Putting it All Together
Quality early successional habitat is the unifying element for bobwhite management. Native grasses with scattered shrubs, interspersed with patches of bare ground, cropped areas, and open woodland best provides the food, cover, nesting habitat and space needed to sustain bobwhite populations. Conducting disturbance through fire, timber harvests, disking, grazing or other methods generates these critical early successional conditions.
Management Regimes
Habitat management should aim to maintain early successional habitat across approximately 30-60% of a property. The remainder can include woods and regenerating areas to allow succession to continue. Dividing land into 3-5 acre management units and implementing disturbance on a 3-4 year rotation in each unit creates a shifting mosaic of seral stages.
Monitoring
Conducting annual quail surveys allows managers to monitor population responses to habitat work. Recording the number of calling males heard along standardized routes provides an index to track relative abundance. Trail cameras, nest searches, and quail covey counts also help monitor populations.

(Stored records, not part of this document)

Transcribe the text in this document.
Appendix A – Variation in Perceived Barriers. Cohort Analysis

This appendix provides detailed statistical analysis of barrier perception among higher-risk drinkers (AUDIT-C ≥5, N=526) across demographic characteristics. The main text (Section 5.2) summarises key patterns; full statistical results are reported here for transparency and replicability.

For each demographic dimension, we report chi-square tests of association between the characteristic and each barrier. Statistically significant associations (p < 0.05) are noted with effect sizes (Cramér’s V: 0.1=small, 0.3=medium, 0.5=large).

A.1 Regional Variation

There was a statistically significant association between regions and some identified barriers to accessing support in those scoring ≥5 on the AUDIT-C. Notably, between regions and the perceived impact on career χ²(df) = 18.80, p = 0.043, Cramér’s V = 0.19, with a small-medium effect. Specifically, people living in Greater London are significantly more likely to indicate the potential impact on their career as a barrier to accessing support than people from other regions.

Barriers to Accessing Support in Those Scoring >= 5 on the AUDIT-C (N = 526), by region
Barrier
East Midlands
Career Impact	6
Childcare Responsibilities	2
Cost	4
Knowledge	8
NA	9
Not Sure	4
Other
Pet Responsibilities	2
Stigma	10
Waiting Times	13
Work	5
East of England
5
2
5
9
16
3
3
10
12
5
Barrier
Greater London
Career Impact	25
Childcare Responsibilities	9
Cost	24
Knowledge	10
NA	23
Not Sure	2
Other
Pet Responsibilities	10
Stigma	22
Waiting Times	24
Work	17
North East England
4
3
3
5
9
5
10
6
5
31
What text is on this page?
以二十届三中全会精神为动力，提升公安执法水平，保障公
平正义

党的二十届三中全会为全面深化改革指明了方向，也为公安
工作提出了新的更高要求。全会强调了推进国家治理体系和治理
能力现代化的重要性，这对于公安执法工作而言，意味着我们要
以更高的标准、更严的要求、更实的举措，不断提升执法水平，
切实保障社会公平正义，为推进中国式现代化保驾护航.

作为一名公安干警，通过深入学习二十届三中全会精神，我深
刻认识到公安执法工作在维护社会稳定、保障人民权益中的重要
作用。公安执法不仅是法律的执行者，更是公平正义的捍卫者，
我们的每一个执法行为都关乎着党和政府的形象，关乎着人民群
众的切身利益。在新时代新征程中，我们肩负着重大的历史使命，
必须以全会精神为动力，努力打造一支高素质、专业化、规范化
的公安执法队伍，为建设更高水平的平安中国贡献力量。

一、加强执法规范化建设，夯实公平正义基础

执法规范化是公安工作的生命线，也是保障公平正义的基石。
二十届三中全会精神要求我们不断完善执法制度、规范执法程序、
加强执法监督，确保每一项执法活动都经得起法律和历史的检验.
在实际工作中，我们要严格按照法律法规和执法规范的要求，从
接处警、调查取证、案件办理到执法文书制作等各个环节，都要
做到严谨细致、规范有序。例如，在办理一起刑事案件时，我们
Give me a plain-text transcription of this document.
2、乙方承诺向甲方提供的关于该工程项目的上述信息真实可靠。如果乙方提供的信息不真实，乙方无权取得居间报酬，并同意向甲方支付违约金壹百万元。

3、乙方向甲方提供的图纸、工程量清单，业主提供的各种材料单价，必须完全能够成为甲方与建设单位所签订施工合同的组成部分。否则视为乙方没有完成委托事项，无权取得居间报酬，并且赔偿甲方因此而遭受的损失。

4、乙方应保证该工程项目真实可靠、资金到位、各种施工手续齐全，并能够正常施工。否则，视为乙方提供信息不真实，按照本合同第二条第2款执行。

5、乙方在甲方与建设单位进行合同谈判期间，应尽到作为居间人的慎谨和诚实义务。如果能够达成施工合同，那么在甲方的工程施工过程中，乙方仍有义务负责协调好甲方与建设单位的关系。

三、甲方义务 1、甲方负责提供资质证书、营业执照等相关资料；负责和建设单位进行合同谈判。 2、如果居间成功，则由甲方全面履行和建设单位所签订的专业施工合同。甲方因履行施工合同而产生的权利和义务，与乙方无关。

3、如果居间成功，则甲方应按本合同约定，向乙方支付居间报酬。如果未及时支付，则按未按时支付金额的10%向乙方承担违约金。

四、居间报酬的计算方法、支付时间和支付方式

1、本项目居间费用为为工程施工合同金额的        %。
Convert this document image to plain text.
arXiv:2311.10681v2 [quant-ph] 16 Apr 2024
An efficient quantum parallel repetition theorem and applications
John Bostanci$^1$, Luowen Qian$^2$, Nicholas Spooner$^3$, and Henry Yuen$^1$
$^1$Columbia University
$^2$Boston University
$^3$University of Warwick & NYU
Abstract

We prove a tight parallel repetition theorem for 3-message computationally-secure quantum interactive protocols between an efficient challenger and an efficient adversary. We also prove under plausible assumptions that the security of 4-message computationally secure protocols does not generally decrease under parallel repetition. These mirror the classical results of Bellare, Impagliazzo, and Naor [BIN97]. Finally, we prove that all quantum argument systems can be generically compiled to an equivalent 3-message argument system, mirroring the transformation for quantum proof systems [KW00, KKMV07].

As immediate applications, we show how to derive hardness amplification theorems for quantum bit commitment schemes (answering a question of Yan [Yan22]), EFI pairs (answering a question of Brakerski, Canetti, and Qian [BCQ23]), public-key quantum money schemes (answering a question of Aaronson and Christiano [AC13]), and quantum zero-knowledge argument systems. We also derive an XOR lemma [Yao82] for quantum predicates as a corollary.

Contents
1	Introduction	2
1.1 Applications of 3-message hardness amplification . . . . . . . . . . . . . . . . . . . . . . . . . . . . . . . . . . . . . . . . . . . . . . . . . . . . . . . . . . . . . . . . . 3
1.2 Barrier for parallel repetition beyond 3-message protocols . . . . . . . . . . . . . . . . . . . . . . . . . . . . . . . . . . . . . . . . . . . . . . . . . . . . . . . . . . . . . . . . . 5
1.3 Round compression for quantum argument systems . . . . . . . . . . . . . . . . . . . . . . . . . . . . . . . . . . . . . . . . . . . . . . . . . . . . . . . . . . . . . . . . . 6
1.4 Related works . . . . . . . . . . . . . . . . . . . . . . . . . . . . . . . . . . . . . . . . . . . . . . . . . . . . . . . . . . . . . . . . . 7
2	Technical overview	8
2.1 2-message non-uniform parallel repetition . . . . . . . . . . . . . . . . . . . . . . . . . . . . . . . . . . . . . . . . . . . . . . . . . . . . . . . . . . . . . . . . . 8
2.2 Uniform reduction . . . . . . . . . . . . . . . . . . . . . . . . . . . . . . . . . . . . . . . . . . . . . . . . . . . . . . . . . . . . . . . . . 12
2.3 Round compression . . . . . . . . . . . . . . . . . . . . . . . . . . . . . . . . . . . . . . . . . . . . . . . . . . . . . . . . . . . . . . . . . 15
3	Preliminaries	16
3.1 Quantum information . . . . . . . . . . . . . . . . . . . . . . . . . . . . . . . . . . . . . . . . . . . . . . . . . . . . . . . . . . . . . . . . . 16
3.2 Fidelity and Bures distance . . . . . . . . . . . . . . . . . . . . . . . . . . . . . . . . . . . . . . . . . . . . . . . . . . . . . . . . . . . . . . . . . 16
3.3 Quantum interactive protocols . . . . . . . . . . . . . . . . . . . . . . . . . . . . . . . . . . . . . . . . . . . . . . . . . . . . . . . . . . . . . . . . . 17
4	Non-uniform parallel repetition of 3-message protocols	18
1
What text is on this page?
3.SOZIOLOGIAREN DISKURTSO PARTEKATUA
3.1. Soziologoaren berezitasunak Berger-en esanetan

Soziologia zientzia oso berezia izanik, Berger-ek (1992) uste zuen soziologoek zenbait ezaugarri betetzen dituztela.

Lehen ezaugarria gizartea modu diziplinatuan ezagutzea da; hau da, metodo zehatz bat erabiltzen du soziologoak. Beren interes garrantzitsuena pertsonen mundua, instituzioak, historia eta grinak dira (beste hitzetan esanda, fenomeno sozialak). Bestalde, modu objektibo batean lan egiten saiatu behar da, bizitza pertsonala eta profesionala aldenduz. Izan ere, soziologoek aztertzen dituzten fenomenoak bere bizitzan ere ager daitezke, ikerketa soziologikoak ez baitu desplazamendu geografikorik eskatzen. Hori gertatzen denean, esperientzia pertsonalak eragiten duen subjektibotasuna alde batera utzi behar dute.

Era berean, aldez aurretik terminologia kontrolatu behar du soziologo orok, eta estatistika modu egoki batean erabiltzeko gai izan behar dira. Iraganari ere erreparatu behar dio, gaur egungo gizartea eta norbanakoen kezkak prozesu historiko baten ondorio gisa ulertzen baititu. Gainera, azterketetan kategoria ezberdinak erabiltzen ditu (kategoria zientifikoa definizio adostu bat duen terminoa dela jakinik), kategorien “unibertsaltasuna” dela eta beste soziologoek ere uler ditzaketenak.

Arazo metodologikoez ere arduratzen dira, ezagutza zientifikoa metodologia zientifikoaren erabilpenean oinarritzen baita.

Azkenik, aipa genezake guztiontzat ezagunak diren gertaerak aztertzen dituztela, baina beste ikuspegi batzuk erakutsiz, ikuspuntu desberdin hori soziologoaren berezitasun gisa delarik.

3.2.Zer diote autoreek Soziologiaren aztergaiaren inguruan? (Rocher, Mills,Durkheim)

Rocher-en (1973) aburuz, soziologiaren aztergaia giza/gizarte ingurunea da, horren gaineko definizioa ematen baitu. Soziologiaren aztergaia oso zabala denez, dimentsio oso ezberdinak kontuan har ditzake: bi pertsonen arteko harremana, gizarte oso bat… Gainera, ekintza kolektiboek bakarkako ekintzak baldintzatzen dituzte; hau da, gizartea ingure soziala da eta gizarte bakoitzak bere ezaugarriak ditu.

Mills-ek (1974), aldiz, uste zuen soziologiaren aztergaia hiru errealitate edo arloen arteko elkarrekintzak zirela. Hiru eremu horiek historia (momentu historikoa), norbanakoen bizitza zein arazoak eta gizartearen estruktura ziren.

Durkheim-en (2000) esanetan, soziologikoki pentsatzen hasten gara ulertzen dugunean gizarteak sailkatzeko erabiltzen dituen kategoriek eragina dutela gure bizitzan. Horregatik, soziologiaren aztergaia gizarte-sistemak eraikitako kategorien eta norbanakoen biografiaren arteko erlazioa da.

Adaptive habitat management based on monitoring data can optimize management.
Conclusion
Bobwhite quail thrive in early successional habitat mosaics containing a diversity of grasses, forbs, shrubs, and open woods. Conducting periodic disturbance through fire, disking, grazing, or other methods maintains this habitat. Focusing on interspersion, connectivity, diversity, and habitat arrangement creates bobwhite havens. Supplemental feeding and establishing food plots can provide seasonal resources but do not replace habitat management. By managing habitats for early successional species, land managers can sustain vibrant bobwhite populations.